Incremental learning algorithms represent an approach that fits well with the requirements posed in real time analytics. In essence, these algorithms have an offline core model that can be trained on historical data and new observations are rolled into the model incrementally. In order to keep the models fast, this incremental update only partially updates the model based on the concept drift that is detected in the stream, and the next full update commences offline at a scheduled time. This enables the system to react to new observations quickly, which is the compromise between speed and accuracy. It is important to note that depending on the type of algorithm employed, it is possible to update to model fully, in which case there is no need to maintain an offline part of the algorithm. In fact, the main criterion that makes an incremental algorithm an online learning algorithm is whether it can update the model and produce real time predictions.

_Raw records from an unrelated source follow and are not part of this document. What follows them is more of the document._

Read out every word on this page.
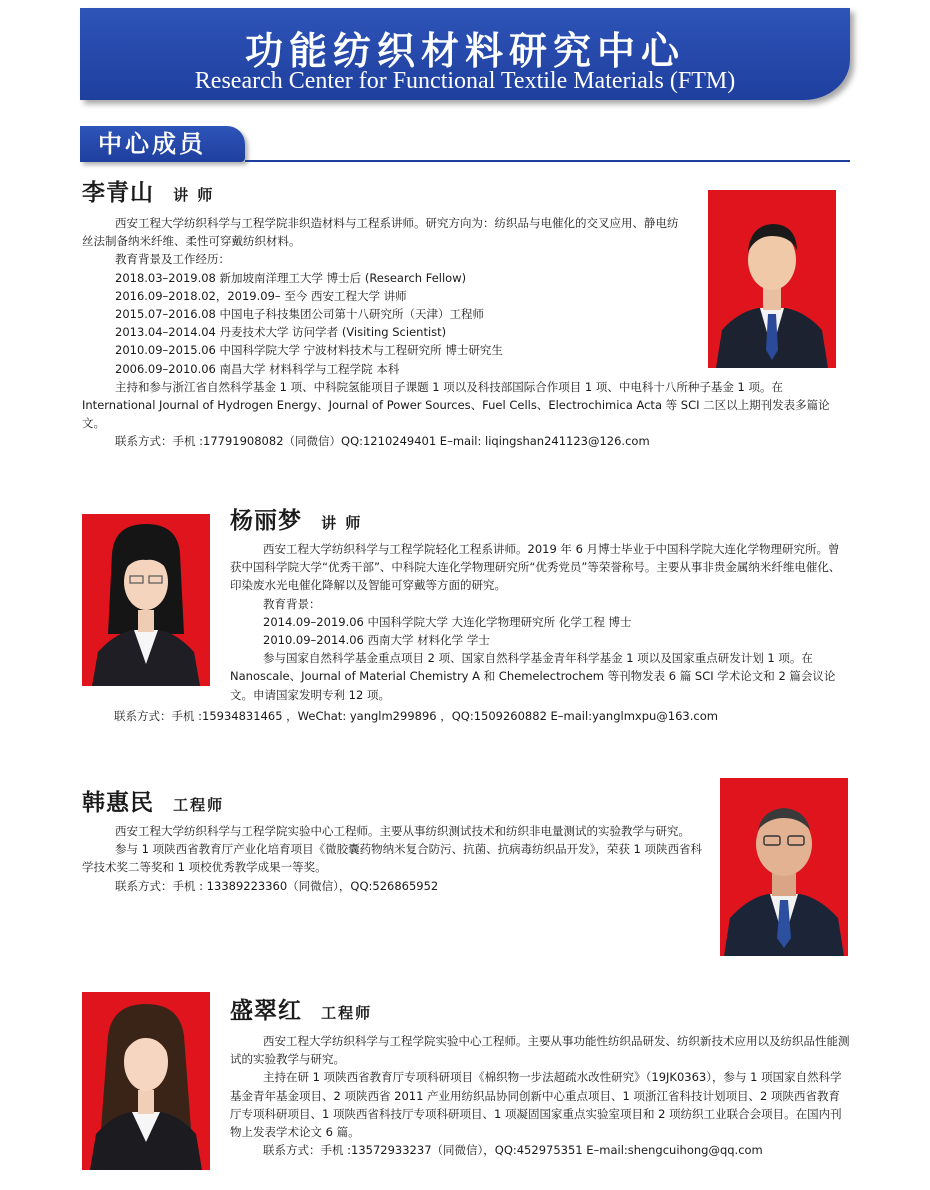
功能纺织材料研究中心
Research Center for Functional Textile Materials (FTM)
中心成员
李青山 讲 师

西安工程大学纺织科学与工程学院非织造材料与工程系讲师。研究方向为：纺织品与电催化的交叉应用、静电纺丝法制备纳米纤维、柔性可穿戴纺织材料。

教育背景及工作经历：

2018.03–2019.08 新加坡南洋理工大学 博士后 (Research Fellow)

2016.09–2018.02，2019.09– 至今 西安工程大学 讲师

2015.07–2016.08 中国电子科技集团公司第十八研究所（天津）工程师

2013.04–2014.04 丹麦技术大学 访问学者 (Visiting Scientist)

2010.09–2015.06 中国科学院大学 宁波材料技术与工程研究所 博士研究生

2006.09–2010.06 南昌大学 材料科学与工程学院 本科

主持和参与浙江省自然科学基金 1 项、中科院氢能项目子课题 1 项以及科技部国际合作项目 1 项、中电科十八所种子基金 1 项。在 International Journal of Hydrogen Energy、Journal of Power Sources、Fuel Cells、Electrochimica Acta 等 SCI 二区以上期刊发表多篇论文。

联系方式：手机 :17791908082（同微信）QQ:1210249401 E–mail: liqingshan241123@126.com

杨丽梦 讲 师

西安工程大学纺织科学与工程学院轻化工程系讲师。2019 年 6 月博士毕业于中国科学院大连化学物理研究所。曾获中国科学院大学“优秀干部”、中科院大连化学物理研究所“优秀党员”等荣誉称号。主要从事非贵金属纳米纤维电催化、印染废水光电催化降解以及智能可穿戴等方面的研究。

教育背景：

2014.09–2019.06 中国科学院大学 大连化学物理研究所 化学工程 博士

2010.09–2014.06 西南大学 材料化学 学士

参与国家自然科学基金重点项目 2 项、国家自然科学基金青年科学基金 1 项以及国家重点研发计划 1 项。在 Nanoscale、Journal of Material Chemistry A 和 Chemelectrochem 等刊物发表 6 篇 SCI 学术论文和 2 篇会议论文。申请国家发明专利 12 项。

联系方式：手机 :15934831465 ，WeChat: yanglm299896 ，QQ:1509260882 E–mail:yanglmxpu@163.com

韩惠民 工程师

西安工程大学纺织科学与工程学院实验中心工程师。主要从事纺织测试技术和纺织非电量测试的实验教学与研究。

参与 1 项陕西省教育厅产业化培育项目《微胶囊药物纳米复合防污、抗菌、抗病毒纺织品开发》，荣获 1 项陕西省科学技术奖二等奖和 1 项校优秀教学成果一等奖。

联系方式：手机 : 13389223360（同微信），QQ:526865952

盛翠红 工程师

西安工程大学纺织科学与工程学院实验中心工程师。主要从事功能性纺织品研发、纺织新技术应用以及纺织品性能测试的实验教学与研究。

主持在研 1 项陕西省教育厅专项科研项目《棉织物一步法超疏水改性研究》（19JK0363），参与 1 项国家自然科学基金青年基金项目、2 项陕西省 2011 产业用纺织品协同创新中心重点项目、1 项浙江省科技计划项目、2 项陕西省教育厅专项科研项目、1 项陕西省科技厅专项科研项目、1 项凝固国家重点实验室项目和 2 项纺织工业联合会项目。在国内刊物上发表学术论文 6 篇。

联系方式：手机 :13572933237（同微信），QQ:452975351 E–mail:shengcuihong@qq.com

Real time analytics have been employed in a wide variety of scenarios including social media, personalisation, finance and various scientific disciplines. However, tools that can deal with large volumes of data in real time are still scarce and are mainly in-house solutions.
Classification:
The Hoeffding option tree is an incremental decision tree induction algorithm. Hoeffding trees exploit the fact that a small sample can often be enough to choose an optimal splitting attribute.
Naïve Bayes is a very simple and computationally light classifier, the update of the model and the classification of the new samples can be done in real-time. Naïve Bayes is a good example of incremental learning without an offline component, as this model can produce prediction without historical data, which improves as new observations arrive.
Clustering:
StreamKM++ computes a small weighted sample of the data stream and it uses the k-means++ algorithm as a randomised seeding technique to choose the first values for the clusters.
D-Stream uses an online component that maps each input data record into a grid and an offline component that computes the grid density and clusters the grids based on the density. The algorithm adopts a density decaying technique to capture the dynamic changes of a data stream.
Regression:
Incremental LDA updates the least square solution of the LDA when new samples arrive. The advantage of this method is that it performs a full update of the model which results in the exact least square solution of batch LDA.
SAIRT is an incremental version of binary regression trees. It adapts the induced model when facing data streams involving unknown dynamics, like gradual and abrupt function drift, changes in certain regions of the function, noise, and virtual drift. It monitors the usefulness of nodes and forgets examples from selected regions, storing the remaining ones in local windows associated to the leaves of the tree.